8.4 Visualization of Binomial Proportion

It is often helpful to visualize estimated proportions together with their confidence intervals.
When plotting several proportions on the same graph, it is a good idea to sort the groups in a meaningful way—most commonly by the estimated proportion itself. If two groups have the same estimated proportion, the sample size can be used as a tie-breaker.

8.4.1 Why visualization matters

A single number rarely tells the whole story. Plotting proportions with confidence intervals allows us to:

  • Compare graduation rates across majors at a glance
  • Assess uncertainty in each estimate
  • See how sample size affects precision

Groups with smaller sample sizes tend to have wider confidence intervals, reflecting greater uncertainty.

8.4.2 Adding a reference line

It is often informative to add a reference line representing the overall proportion, regardless of group membership.

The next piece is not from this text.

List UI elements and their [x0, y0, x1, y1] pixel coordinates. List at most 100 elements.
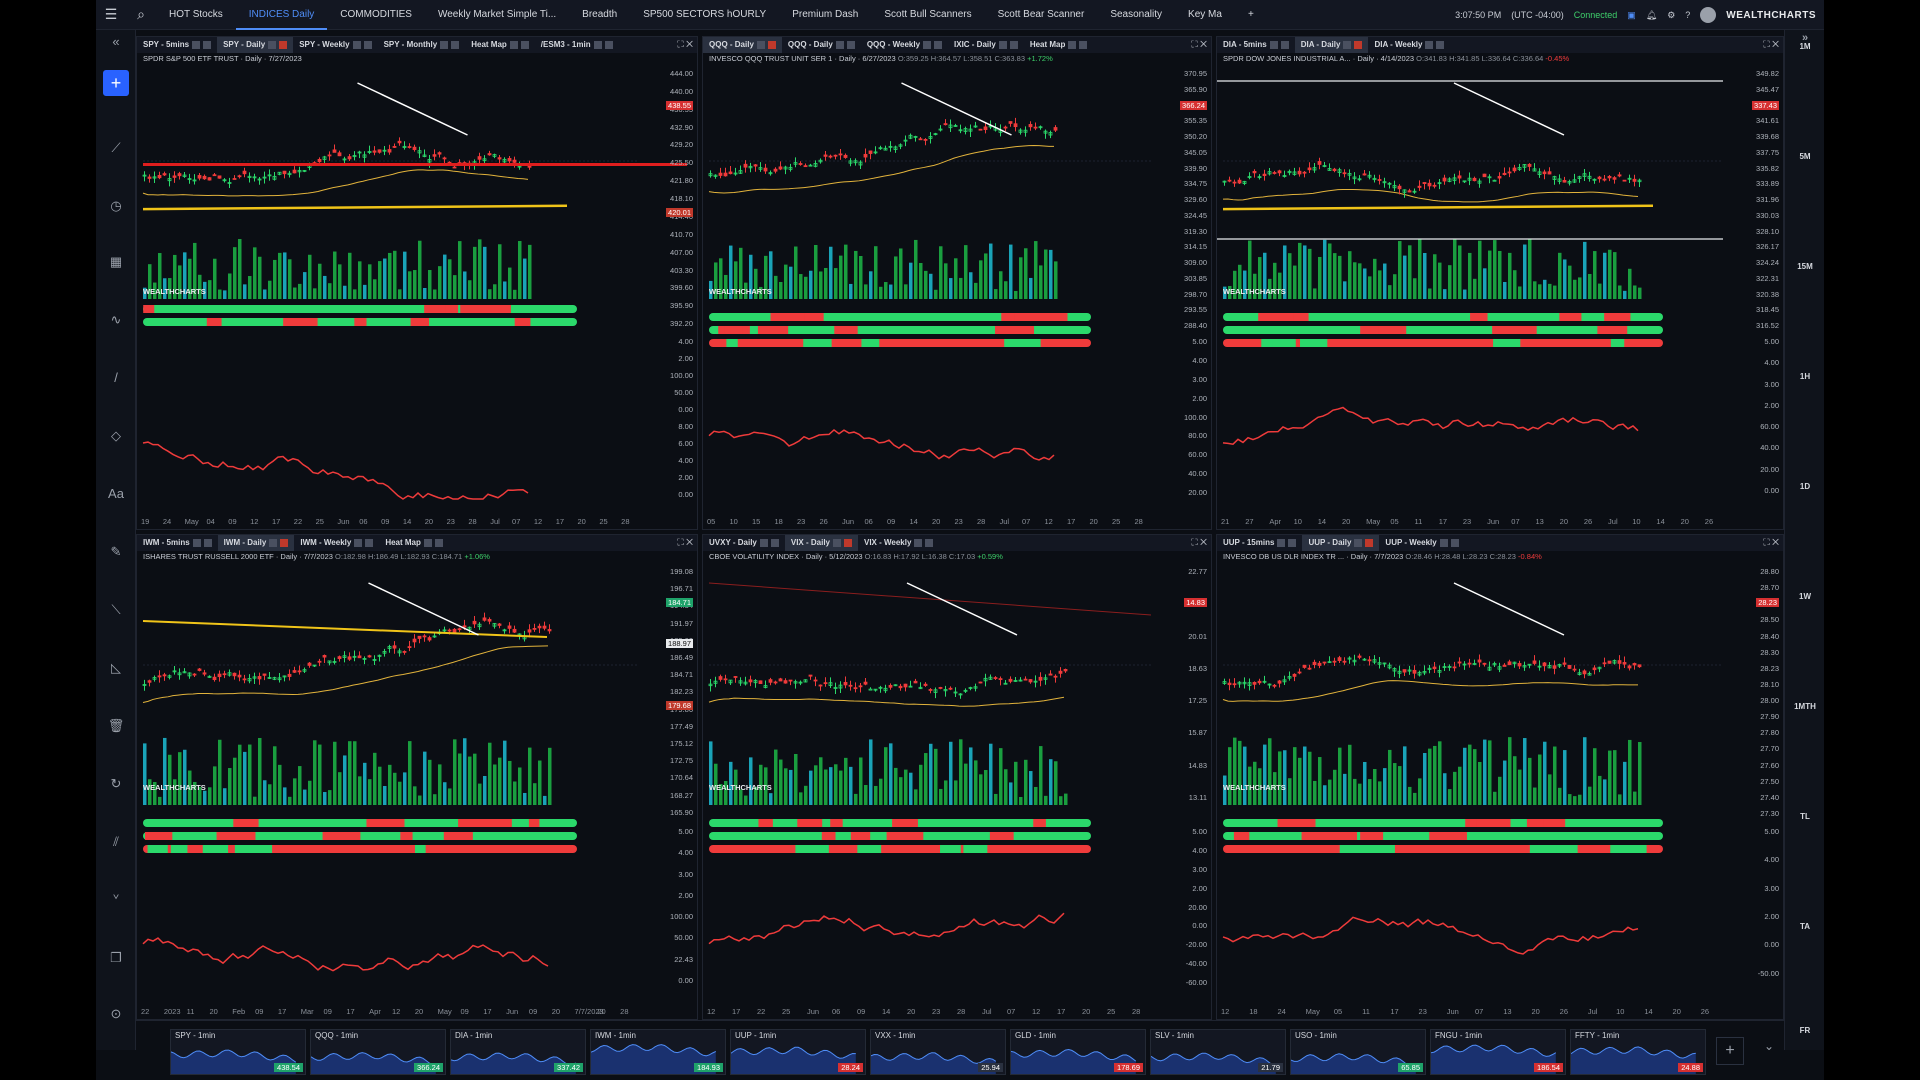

For the graduation data in this example, the overall proportion of students who graduate in four years is

\[ \hat p_{\text{overall}} = \frac{65}{128} \approx 0.5078. \]

This reference line helps contextualize each major’s graduation rate relative to the overall average.

Tip:
You can obtain the overall proportion in SAS by repeating the PROC FREQ analysis without a BY statement.

8.4.3 Including sample size on the plot

Because uncertainty depends strongly on sample size, it is good practice to display the number of observations per group directly on the graph.

In SAS, this can be done using the YAXISTABLE statement, which adds a table aligned with the y-axis showing the sample size for each group.

8.4.4 Interpreting the plot

A typical plot of binomial proportions with confidence intervals shows:

  • Points: estimated proportions
  • Error bars: 95% confidence intervals
  • Vertical reference line: overall proportion
  • Table entries: number of students in each major

Such a graph clearly illustrates that majors with fewer students (for example, very small departments) have much wider confidence intervals than majors with larger enrollments.

8.4.5 Practical visualization advice

  • If there are 10 or more categories, consider using alternating background color bands to make it easier to associate confidence intervals with groups.
  • Always label axes clearly (e.g., Proportion on the x-axis).
  • Include the confidence level (e.g., “95% CI”) in the caption or title.

8.4.6 Summary

This section demonstrates how visualization complements numerical output:

  • PROC FREQ provides estimated proportions and confidence intervals.
  • Graphing proportions with confidence intervals makes comparisons intuitive.
  • Including sample sizes helps readers understand why some intervals are wider than others.

Well-designed graphics are one of the most effective ways to communicate results from binomial proportion analyses.